Our first attempt went quite well, maybe they looked a little more like meringues and a quite a few cracked but they tasted good. We’d experimented with colours, the gel type work best and whipped up a strawberry jam and butter filling. For an easy option we gave Nutella a try too. Like Brittany over at the Bees Knees I’ve tweaked the original recipe she used from Ladurée and experimented with new flavours, added cocoa powder and adjusted baking times.
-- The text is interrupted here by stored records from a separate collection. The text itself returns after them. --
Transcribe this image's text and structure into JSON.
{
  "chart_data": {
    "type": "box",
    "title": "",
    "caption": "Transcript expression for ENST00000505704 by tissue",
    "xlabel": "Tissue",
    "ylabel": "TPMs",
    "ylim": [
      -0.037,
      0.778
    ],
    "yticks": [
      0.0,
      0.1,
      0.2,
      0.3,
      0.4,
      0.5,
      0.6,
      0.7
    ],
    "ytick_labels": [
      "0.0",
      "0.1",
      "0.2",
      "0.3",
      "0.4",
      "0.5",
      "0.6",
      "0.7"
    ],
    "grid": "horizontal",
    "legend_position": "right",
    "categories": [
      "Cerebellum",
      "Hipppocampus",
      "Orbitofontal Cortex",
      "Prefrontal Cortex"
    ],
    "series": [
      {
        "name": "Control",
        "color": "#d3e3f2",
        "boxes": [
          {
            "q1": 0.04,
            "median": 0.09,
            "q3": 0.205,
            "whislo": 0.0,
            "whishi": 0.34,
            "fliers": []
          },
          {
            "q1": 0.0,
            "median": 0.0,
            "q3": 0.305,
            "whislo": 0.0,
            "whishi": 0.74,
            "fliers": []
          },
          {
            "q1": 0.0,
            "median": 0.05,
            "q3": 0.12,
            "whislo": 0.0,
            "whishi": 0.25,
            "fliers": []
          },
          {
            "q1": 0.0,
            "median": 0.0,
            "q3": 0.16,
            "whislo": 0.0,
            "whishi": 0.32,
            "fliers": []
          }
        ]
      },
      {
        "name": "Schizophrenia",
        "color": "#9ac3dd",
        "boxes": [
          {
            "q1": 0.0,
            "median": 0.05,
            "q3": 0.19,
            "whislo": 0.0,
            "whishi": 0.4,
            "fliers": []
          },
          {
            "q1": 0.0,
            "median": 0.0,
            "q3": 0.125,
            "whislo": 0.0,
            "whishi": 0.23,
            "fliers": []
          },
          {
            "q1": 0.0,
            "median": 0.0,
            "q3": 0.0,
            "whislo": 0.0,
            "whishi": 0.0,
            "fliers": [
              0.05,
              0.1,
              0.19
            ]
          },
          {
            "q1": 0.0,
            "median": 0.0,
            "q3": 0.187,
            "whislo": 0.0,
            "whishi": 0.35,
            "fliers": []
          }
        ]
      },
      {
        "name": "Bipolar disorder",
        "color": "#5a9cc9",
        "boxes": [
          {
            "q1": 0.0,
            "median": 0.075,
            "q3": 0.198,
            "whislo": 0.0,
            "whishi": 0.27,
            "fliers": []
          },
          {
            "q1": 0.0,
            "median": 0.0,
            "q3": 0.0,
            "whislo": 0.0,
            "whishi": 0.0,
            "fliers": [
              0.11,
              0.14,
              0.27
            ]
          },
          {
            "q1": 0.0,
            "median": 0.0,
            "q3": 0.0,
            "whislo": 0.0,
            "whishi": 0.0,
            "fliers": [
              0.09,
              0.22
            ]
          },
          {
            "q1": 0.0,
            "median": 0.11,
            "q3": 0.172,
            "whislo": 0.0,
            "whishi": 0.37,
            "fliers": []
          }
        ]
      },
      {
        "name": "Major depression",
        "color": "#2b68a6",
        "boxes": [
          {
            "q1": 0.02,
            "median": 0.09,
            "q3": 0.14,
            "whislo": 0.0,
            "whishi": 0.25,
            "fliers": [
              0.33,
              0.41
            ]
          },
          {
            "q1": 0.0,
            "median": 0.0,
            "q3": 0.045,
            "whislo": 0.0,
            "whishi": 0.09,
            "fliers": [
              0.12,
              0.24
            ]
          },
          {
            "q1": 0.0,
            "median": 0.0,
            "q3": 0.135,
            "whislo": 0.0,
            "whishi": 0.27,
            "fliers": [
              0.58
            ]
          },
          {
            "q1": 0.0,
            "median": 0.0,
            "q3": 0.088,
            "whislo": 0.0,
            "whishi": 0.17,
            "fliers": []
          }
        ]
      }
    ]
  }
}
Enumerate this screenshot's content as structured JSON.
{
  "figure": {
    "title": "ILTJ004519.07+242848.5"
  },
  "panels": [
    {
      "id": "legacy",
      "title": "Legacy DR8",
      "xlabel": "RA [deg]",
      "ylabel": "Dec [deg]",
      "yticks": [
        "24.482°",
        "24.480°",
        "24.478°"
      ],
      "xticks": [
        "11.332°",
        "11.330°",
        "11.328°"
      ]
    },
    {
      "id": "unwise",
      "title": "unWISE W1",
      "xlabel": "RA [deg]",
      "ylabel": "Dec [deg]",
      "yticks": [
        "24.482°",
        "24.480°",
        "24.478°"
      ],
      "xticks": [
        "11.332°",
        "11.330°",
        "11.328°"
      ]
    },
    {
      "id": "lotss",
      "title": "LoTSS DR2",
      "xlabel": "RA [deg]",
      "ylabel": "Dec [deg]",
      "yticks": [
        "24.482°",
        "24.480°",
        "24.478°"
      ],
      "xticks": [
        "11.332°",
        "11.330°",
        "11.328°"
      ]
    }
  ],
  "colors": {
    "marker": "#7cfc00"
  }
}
We’ve progressed through five mammoth baking sessions and fine tuned a conveyor system of parchment paper cut to baking sheet size with colourful blobs of batter all setting whilst one batch at a time is baking for 10 minutes. My friend and I had a mission in mind to create lavender and honey macarons, now trying to find lavender in Canada in the midst of Winter may not be as straightforward as you might initially think. Had we thought to collect and dry lavender back in the Summer when we first talked of it then the mission would have been much easier to complete. I turned to Facebook for help and posted a question in a local Moms forum and instantly someone responded with the location of a florist actually about 5 minutes from home. Who knew it was there so close all along? So, now I have 50g of dried lavender in a cardboard Chinese takeout box when all I needed was a couple of teaspoons.

From what I’d read online adding lavender to anything can be a little dodgy, too much and it’s over powering so we erred on the side of caution. I whizzed up a couple of teaspoons of it in the food processor and added a small amount at a time. It had a strange smell, not as you’d expect but created a delicate flavour. A few drops of violet gel colouring and the perfect lavender colour followed. I like proper traditional butter cream, you know, made with actual butter and not Crisco,  so made a small batch of that and added some Makuna Honey to taste. Somehow by fluke we came up with a pretty tasty little flavour explosion.

Pictured above are combinations of Lavendar, Chocolate and plain shells with fillings of vanilla or honey buttercream and Nutella.

My tried and trusted buttercream recipe is from The Cookery Year by Readers Digest © 1973

Ingredients:

4 oz butter (at room temperature)
6-8 oz icing sugar
Vanilla extract (optional)
1-2 tablespoons milk

Beat the softened butter with an electric whisk until cream. Gradually mix in the sifted icing sugar a spoonful at a time along with a few drops of the flavouring and milk to form a smooth consistency. This will give you enough to typically cover a 7″ cake so adjust measurements according to your needs.